Godard, Brecht et Picasso

Que faire de Godard aujourd’hui ? Ses films, au moins depuis 1967 environ, sont davantage des essais que de véritables oeuvres de fiction. On peut s’y ennuyer (souvent), s’émerveiller de quelques fulgurances (l’extrait consacré à la Nouvelle Vague dans Histoire(s) du Cinéma, 1997-1998), regretter l’aridité de ses films récents alors que la plupart des oeuvres de la décennie 60 (Pierrot Le Fou, Le mépris, Vivre sa vie, etc.) étaient lumineuses.

Godard a-t-il inventé tout ce qu’on lui associe ? Les faux raccords vantés à propos d’A bout de souffle (1959, d’après un scénario de Truffaut) apparaissent déjà dans une scène des 400 coups, lorsque Truffaut monte uniquement les réponses de Jean-Pierre Léaud aux questions de l’assistante sociale. Les célèbres regards caméra, notamment ceux d’Anna Karina dans Vivre sa vie ou Pierrot Le Fou, sont déjà fréquents chez Chaplin qui interpelle le spectateur par ce moyen pour mieux l’émouvoir. Pourtant, difficile de se passer de la décennie 60 de Godard pour comprendre l’évolution du cinéma depuis 1959. Globalement, la plupart des films de Jean-Luc Godard d’A bout de souffle (1959) à Deux ou trois choses que je sais d’elle (1967) font basculer le cinéma dans la modernité en faisant évoluer cet art de son rôle d’identification du spectateur à une histoire vers un art autonome dans lequel le spectateur devient acteur de son jugement. En cela, Godard est l’héritier de Brecht et du concept de distanciation (Verfremdungseffekt pour nos amis germanistes), par lequel le spectateur doit moins percevoir le personnage comme son double, que comme un voisin ou un cousin, c’est-à-dire une personne à la fois proche et éloignée de soi pour créer son propre jugement.

Comment se matérialise ce discours théorique dans le cinéma de Godard ? En fait, et c’est là son plus grand apport et la marque principale de son cinéma, le cinéaste place en permanence le spectateur dans une situation inconfortable pour le forcer à réagir. Il ouvre Vivre sa vie, histoire d’une jeune prostituée interprétée par Anna Karina, sur un long échange filmé depuis la nuque des personnages. Il ouvre Le mépris, ou la lente agonie d’un couple sur fond de tournage d’un film, sur une scène de nu (imposée par les producteurs qui misaient sur le sex appeal de la comédienne déjà star internationale) désérotisée où Bardot demande à Piccoli quelle partie de son corps il préfère, etc. Alors oui, la comparaison de Godard et de Picasso est intéressante. On se rappelle que le peintre présente en 1907 Les demoiselles d’Avignon à son ami Braque. Ce bouleversement des codes de la peinture, qui abandonne à cette occasion la nécessité de représenter le monde, fait basculer cet art dans la modernité en lui donnant son autonomie.

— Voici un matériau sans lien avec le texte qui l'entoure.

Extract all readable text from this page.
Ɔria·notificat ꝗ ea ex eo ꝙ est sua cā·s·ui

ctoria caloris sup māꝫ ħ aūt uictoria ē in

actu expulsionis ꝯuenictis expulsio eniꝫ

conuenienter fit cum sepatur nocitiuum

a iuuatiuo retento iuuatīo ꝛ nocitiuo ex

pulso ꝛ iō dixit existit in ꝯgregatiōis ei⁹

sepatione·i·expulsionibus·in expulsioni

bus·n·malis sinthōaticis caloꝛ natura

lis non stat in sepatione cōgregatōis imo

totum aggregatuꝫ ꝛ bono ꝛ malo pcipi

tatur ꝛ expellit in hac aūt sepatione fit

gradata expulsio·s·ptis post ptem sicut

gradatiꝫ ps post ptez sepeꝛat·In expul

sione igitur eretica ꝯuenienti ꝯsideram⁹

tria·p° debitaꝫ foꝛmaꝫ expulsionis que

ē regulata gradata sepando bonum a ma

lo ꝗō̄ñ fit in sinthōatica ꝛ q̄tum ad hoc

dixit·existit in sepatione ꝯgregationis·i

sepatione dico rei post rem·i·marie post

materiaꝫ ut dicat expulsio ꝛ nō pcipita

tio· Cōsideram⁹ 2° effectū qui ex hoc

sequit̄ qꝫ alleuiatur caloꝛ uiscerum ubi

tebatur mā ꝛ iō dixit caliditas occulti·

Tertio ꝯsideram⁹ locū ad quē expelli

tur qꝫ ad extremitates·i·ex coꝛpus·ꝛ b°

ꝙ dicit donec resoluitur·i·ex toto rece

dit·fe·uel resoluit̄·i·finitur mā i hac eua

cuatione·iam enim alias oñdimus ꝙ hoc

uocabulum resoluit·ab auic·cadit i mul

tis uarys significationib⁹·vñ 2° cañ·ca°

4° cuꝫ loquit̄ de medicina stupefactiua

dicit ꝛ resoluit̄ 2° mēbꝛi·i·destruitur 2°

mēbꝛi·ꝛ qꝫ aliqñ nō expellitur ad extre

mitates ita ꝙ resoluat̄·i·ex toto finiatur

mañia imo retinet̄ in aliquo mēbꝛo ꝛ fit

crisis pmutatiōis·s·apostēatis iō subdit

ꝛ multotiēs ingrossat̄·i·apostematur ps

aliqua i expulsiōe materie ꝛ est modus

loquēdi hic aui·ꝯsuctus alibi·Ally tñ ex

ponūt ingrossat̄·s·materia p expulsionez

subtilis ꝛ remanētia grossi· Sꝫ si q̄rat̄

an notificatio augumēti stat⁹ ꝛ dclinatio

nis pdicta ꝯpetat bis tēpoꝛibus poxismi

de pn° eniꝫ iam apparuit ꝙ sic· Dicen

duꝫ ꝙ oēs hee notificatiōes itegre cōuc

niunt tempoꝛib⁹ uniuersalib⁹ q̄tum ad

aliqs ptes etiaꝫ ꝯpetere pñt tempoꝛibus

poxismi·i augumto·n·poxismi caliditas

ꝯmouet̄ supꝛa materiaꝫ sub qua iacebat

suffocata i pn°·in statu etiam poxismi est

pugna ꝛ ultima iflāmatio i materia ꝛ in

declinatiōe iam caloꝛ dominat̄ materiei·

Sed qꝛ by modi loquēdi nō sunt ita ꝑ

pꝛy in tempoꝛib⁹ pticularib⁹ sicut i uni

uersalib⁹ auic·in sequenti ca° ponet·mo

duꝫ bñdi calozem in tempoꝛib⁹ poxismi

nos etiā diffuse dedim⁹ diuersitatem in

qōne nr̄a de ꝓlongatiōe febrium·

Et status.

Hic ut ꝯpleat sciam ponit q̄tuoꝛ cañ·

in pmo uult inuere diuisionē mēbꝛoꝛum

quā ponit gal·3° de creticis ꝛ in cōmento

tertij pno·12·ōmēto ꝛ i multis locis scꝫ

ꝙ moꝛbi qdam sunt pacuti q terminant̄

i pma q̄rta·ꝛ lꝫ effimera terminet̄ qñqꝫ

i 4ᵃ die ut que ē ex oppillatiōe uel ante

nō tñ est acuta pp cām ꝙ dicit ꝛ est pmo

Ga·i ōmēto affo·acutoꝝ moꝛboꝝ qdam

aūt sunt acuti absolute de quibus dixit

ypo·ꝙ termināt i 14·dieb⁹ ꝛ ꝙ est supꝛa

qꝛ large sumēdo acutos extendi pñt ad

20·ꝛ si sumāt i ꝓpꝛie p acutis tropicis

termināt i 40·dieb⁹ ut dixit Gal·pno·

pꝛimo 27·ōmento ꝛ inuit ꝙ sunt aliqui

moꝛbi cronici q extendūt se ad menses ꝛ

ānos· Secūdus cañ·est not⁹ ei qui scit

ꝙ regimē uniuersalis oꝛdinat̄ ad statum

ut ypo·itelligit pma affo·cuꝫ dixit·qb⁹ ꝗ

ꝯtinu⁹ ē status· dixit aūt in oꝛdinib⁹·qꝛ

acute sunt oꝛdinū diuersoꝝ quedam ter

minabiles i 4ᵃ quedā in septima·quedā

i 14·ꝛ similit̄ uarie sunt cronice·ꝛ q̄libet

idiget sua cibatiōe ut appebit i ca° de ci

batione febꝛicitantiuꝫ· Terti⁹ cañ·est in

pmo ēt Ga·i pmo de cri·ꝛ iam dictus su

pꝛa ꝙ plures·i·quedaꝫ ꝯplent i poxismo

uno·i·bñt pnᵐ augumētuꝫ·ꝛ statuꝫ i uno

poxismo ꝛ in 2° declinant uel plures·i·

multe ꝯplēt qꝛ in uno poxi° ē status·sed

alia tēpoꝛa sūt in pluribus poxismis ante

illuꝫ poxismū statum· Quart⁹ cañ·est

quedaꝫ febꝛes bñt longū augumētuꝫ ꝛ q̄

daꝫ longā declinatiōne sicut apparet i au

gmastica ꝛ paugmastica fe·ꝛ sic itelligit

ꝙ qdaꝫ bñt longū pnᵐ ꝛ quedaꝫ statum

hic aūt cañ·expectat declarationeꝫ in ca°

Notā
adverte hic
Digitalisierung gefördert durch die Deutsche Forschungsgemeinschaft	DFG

De la même manière, Godard déconstruit, coupe, colle, se fiche des histoires qu’il raconte, massacre les oeuvres qu’il adapte (notamment le roman Le mépris d’Alberto Moravia, dont Godard disait que c’était un roman de gare), casse les règles du champ/contrechamp, etc. C’est l’énergie bouillonnante et anarchiste de Godard qui a eu la meilleure postérité. Tarantino se réclame clairement de lui dans la plupart de ses films (très clairement dans Reservoir Dogs et Pulp fiction), au point d’avoir nommé sa société de production en hommage à un film de Godard (A band apart… Bande à part), Florent Siri, cinéaste de L’ennemi intime, actuellement sur les écrans, filme dans Nid de guêpes un plan séquence en hommage à Week-end de Godard (1967), Soderbergh aimerait bien être le nouveau Godard (mais ce sera difficile), etc. Sans doute faut-il conserver du cinéaste sa critique du monde du spectacle et son goût de la recherche formelle et esthétique. Pierrot le Fou et Le mépris restent nos meilleurs talismans pour éviter la tentation du théâtre filmé et du blockbuster.